はぁと隠しもしないで再度ため息をつくと、教えて貰っている立場も忘れたのか場地圭介が大きく舌打ちをした。舐めた態度だな。

「そんなに嫌なら何で私から教わると聞いた時断らなかったんだ。お前私のこと苦手だろう。」
「…知ってたのかよ。」

逆にあれだけのことを言って好かれてるなんて思わないだろう。バツが悪そうにする場地がお前こそ何でかと問うてきた。

「別に。私以外に教える奴がいないなんて言われたら断れないだろう。それに広い世の中、合う人間も合わない人間もいる。人間として当たり前の感情だ。別段どうこう思う必要はない。」
「平気なのかよ。」
「わざと敵になった男の言葉とは思えないな。…私は万人に好かれたいわけじゃないからな。」

そう答えた私に場地圭介が目をぱちくりと見開く。そしてそのままニヤリと口元を歪め鋭い八重歯を覗かせながら声を少し弾ませた。
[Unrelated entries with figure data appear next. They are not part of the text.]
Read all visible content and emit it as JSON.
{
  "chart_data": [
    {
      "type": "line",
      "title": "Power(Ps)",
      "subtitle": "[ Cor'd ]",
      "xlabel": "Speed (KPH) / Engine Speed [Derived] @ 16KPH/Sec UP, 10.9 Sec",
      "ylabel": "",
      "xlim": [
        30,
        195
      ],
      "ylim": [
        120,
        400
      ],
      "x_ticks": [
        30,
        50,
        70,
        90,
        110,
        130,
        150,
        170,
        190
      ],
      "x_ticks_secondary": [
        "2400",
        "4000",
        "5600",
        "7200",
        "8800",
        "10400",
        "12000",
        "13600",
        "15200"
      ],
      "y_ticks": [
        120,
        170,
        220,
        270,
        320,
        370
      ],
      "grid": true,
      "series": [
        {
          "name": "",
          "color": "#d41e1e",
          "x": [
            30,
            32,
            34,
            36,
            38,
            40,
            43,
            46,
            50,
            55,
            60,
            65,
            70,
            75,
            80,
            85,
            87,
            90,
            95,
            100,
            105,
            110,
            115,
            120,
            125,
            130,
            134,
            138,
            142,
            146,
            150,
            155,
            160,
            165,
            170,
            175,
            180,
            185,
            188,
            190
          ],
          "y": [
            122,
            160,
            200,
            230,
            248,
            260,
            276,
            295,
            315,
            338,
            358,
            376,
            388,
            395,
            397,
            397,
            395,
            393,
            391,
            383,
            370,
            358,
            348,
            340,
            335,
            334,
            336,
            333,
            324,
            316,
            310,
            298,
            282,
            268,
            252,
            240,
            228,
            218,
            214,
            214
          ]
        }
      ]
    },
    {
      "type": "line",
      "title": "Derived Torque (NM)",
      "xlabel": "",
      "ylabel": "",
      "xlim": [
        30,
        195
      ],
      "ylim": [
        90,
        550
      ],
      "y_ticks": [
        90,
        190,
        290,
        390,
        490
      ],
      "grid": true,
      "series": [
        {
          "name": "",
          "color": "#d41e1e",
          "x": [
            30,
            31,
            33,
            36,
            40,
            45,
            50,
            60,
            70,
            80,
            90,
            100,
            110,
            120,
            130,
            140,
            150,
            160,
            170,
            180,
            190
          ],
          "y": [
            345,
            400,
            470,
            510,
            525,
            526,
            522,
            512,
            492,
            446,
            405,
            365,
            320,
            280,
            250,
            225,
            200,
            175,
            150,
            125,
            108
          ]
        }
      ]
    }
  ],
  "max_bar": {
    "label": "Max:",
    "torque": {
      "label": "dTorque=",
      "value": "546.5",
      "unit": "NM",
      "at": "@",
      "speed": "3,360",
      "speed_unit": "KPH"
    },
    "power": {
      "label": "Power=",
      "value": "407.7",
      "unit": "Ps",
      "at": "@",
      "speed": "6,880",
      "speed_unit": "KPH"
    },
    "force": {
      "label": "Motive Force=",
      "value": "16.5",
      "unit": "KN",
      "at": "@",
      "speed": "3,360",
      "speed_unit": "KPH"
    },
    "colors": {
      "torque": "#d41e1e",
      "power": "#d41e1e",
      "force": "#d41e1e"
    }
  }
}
「オレ、オマエはもっとインケンな奴だと思ってた。なんだよ、案外さっぱりしてるな。」
「松野と言いお前と言い…。それ本人の前で普通言うか?というかそもそもそう言うことは陰険を漢字で書けてから言え。」
「は?舐めんな、余裕だわ!!」

どうだ!と自信満々にこちらに見せつける紙を受け取る。
場地圭介、これはインケンじゃない、インゲンだ。









突きつけられた銃口越しに花垣は息を飲む。

『またピエロになればアイツは戻ってきてくれる。だから、さよならだヒーロー。』

そう言って一筋の涙を流す稀咲の瞳は迷子の子供のようだった。